PreSonus Eris E5 XT
Cechą szczególną modelu XT jest zastosowanie falowodu eliptycznego współpracującego z przetwornikiem wysokich tonów. Z kolei zmieniony port bass-reflex pozwala zejść z przetwarzanymi częstotliwościami o 7 Hz niżej niż w E5, czyli do 48 Hz. Zestaw manipulatorów i gniazd na tylnej płycie oferuje tę samą funkcjonalność, choć przy nieco innym rozłożenie elementów. Przetworniki, wzmacniacze oraz zasilacz pozostały w zasadzie bez zmian.

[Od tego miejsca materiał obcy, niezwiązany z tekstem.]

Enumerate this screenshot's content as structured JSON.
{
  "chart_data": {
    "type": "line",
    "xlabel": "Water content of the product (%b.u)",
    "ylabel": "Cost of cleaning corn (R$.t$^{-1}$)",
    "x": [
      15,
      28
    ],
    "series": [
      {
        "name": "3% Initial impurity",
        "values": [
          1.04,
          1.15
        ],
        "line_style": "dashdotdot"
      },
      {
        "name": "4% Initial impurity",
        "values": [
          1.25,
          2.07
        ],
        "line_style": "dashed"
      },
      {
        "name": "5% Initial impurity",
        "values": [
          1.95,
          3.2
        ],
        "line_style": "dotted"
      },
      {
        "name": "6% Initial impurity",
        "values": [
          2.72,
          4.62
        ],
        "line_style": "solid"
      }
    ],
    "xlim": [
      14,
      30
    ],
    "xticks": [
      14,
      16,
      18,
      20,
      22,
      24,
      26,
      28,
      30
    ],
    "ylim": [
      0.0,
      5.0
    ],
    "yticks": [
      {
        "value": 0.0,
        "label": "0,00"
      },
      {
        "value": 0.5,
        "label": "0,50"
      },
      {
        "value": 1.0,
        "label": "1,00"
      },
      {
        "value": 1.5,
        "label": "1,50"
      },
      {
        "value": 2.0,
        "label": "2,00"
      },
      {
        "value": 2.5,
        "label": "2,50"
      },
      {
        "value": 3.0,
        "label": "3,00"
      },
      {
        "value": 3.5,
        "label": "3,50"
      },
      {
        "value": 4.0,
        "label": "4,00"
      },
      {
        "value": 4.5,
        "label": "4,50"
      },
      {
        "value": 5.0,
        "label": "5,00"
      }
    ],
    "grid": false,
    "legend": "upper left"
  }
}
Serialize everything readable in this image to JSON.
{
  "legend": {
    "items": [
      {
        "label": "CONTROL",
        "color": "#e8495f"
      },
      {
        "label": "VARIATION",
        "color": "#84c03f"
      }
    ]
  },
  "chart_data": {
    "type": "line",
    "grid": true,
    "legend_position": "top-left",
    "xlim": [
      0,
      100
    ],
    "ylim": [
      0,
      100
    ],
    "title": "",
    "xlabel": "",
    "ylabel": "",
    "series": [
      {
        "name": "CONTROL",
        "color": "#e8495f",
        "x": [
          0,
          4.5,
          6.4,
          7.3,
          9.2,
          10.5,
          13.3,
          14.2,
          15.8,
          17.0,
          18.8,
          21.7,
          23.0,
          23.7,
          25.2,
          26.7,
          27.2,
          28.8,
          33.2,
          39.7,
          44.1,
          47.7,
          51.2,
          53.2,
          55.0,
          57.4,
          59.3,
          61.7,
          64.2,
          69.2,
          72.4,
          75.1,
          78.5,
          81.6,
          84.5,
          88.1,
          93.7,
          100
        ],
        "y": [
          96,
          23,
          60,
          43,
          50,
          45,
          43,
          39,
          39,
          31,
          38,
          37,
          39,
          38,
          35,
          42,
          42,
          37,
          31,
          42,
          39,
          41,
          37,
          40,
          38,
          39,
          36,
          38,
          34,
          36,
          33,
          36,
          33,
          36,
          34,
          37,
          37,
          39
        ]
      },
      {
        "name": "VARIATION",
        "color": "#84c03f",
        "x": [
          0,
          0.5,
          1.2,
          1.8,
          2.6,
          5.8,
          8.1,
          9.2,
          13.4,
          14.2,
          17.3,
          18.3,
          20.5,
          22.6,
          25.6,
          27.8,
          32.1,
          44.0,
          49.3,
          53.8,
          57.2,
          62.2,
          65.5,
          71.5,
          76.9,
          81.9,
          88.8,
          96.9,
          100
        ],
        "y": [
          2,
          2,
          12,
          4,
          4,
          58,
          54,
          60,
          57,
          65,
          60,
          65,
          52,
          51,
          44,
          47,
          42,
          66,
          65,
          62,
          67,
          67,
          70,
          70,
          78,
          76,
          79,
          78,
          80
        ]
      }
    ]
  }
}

Inna jest natomiast płyta czołowa, głównie z uwagi na nowe rozwiązania w zakresie falowodu HF i bass-refleksu. Aktualna różnica w cenie między E5 a E5 XT (539 zł vs 645 zł) wynika wyłącznie z 17-procentowej promocji na te pierwsze, co jest dość typowym zabiegiem tzw. „czyszczenia magazynów”. W tym kontekście E5 są obecnie jednymi z najtańszych markowych monitorów 5-calowych dostępnych na rynku.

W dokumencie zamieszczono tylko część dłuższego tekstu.